The Four-Factor Jailbreak Framework: A CVSS for AI Models

Beyond the technical fix, Anthropic introduced something that may have longer-lasting implications than the redeployment itself: a consensus framework for scoring jailbreak severity, developed in partnership with Amazon, Microsoft, Google, and other Glasswing partners. The framework evaluates every discovered jailbreak on four dimensions:

Capability gain. How much does the jailbreak extend beyond existing tools? If weaker models or publicly available tools can already achieve the same capability, the score is low. If the jailbreak unlocks capabilities that accelerate even domain experts, the score is high.

Breadth of capability gain. How many distinct offensive tasks does the same jailbreak technique enable? Narrow targets score low; techniques that work across multiple targets score high.

Ease of weaponization. How much human effort does it take to turn the jailbreak into an actual attack? A technique requiring skilled prompting and many retries scores low; a single-prompt jailbreak scores high.

Discoverability. How easily can someone obtain the technique? Specialist knowledge scores low; techniques already widely shared online score high.
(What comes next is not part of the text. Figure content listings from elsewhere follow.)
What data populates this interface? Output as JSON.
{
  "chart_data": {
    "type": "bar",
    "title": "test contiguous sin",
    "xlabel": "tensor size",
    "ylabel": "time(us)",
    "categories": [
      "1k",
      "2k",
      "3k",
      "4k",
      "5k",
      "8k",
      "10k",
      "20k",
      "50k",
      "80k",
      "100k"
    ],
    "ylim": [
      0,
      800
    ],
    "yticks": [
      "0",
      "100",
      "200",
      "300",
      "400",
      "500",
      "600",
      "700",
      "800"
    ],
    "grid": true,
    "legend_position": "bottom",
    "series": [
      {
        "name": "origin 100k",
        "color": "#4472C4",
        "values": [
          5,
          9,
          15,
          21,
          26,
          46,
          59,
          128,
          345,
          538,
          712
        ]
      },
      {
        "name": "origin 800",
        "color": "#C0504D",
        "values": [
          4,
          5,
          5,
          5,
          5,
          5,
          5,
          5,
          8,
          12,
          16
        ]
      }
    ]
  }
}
The framework is voluntary for now, but Anthropic has committed to using it to calibrate its response. For the most severe class of jailbreaks (those that could impact critical infrastructure), Anthropic says it will begin deploying preliminary mitigations immediately upon confirmation. The company is also launching a HackerOne program for cyber jailbreak submissions and standing up a 24/7 monitoring team.
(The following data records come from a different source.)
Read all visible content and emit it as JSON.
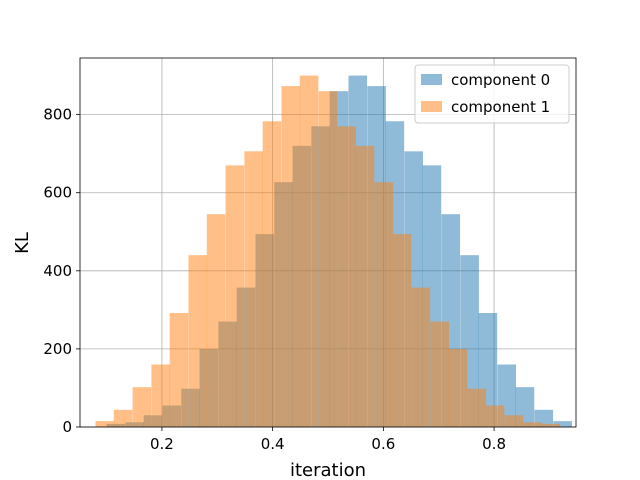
{
  "chart_data": {
    "type": "histogram",
    "xlabel": "iteration",
    "ylabel": "KL",
    "xlim": [
      0.052,
      0.948
    ],
    "ylim": [
      0,
      945
    ],
    "xticks": [
      0.2,
      0.4,
      0.6,
      0.8
    ],
    "xtick_labels": [
      "0.2",
      "0.4",
      "0.6",
      "0.8"
    ],
    "yticks": [
      0,
      200,
      400,
      600,
      800
    ],
    "ytick_labels": [
      "0",
      "200",
      "400",
      "600",
      "800"
    ],
    "grid": true,
    "legend_position": "top-right",
    "series": [
      {
        "name": "component 0",
        "color": "#1f77b4",
        "opacity": 0.5,
        "bin_width": 0.0336,
        "bins": [
          [
            0.1,
            8
          ],
          [
            0.134,
            12
          ],
          [
            0.167,
            30
          ],
          [
            0.201,
            55
          ],
          [
            0.235,
            98
          ],
          [
            0.268,
            200
          ],
          [
            0.302,
            270
          ],
          [
            0.335,
            357
          ],
          [
            0.369,
            494
          ],
          [
            0.403,
            627
          ],
          [
            0.436,
            720
          ],
          [
            0.47,
            770
          ],
          [
            0.503,
            860
          ],
          [
            0.537,
            900
          ],
          [
            0.571,
            873
          ],
          [
            0.604,
            783
          ],
          [
            0.638,
            706
          ],
          [
            0.671,
            670
          ],
          [
            0.705,
            545
          ],
          [
            0.739,
            440
          ],
          [
            0.772,
            292
          ],
          [
            0.806,
            160
          ],
          [
            0.839,
            102
          ],
          [
            0.873,
            44
          ],
          [
            0.907,
            15
          ]
        ]
      },
      {
        "name": "component 1",
        "color": "#ff7f0e",
        "opacity": 0.5,
        "bin_width": 0.0336,
        "bins": [
          [
            0.08,
            15
          ],
          [
            0.113,
            44
          ],
          [
            0.147,
            102
          ],
          [
            0.181,
            160
          ],
          [
            0.214,
            292
          ],
          [
            0.248,
            440
          ],
          [
            0.281,
            545
          ],
          [
            0.315,
            670
          ],
          [
            0.349,
            706
          ],
          [
            0.382,
            783
          ],
          [
            0.416,
            873
          ],
          [
            0.449,
            900
          ],
          [
            0.483,
            860
          ],
          [
            0.517,
            770
          ],
          [
            0.55,
            720
          ],
          [
            0.584,
            627
          ],
          [
            0.617,
            494
          ],
          [
            0.651,
            357
          ],
          [
            0.685,
            270
          ],
          [
            0.718,
            200
          ],
          [
            0.752,
            98
          ],
          [
            0.785,
            55
          ],
          [
            0.819,
            30
          ],
          [
            0.853,
            12
          ],
          [
            0.886,
            8
          ]
        ]
      }
    ]
  }
}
What the Government Commitments Look Like

Anthropic's blog post also detailed a new set of commitments to deeper government collaboration that will apply to all future frontier model releases. These include pre-release government access and evaluation for models advancing the capability frontier in national security-relevant areas, rapid information sharing on significant jailbreaks and misuse patterns, dedicated compute allocations for government testing and research, and a commitment to working toward a shared voluntary security standard for all frontier model providers.

This is essentially a pre-clearance process. Anthropic will provide designated government partners with expanded early access to both models and their safeguards before broad release, with dedicated technical staff working alongside government evaluators. The company describes this as the beginning of a template for effective global coordination.

What Founders Need to Do

Audit your dependency chain. If your product uses Fable 5 or Mythos 5, test against the new classifiers immediately. The increased false-positive rate for cybersecurity-adjacent tasks means you need a fallback strategy. Do not assume pre-shutdown behavior will be identical post-redeployment.
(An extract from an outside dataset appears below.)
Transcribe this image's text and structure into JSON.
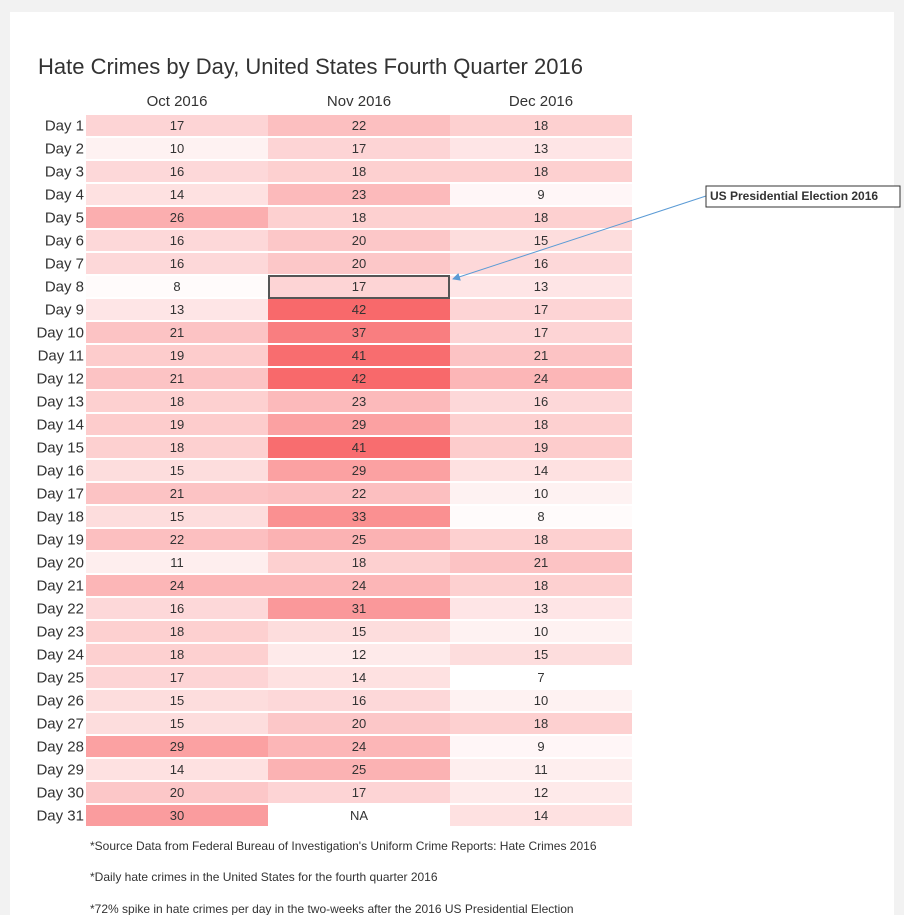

Prepare for your own pre-clearance process. The Anthropic playbook (pre-release government evaluation, shared jailbreak frameworks, dedicated testing resources) will become the expectation for any company building frontier-capability models. If your model could be used for anything the government deems nationally significant, start building relationships with CAISI or equivalent bodies now.

Adopt a jailbreak severity framework. The four-factor scoring system Anthropic proposed is likely to become the industry norm, much like CVSS did for software vulnerabilities. Implementing it now, even as an internal tool, positions you ahead of what will likely become a compliance requirement.

Watch for the Mythos 5 precedent. While Fable 5 was redeployed globally, Mythos 5 is still restricted to a set of US organizations approved through the Glasswing program. This two-tier approach (a public model with guardrails and a restricted model available only to trusted partners) is likely to become the standard template for future frontier model releases. Founders should plan for multiple access tiers.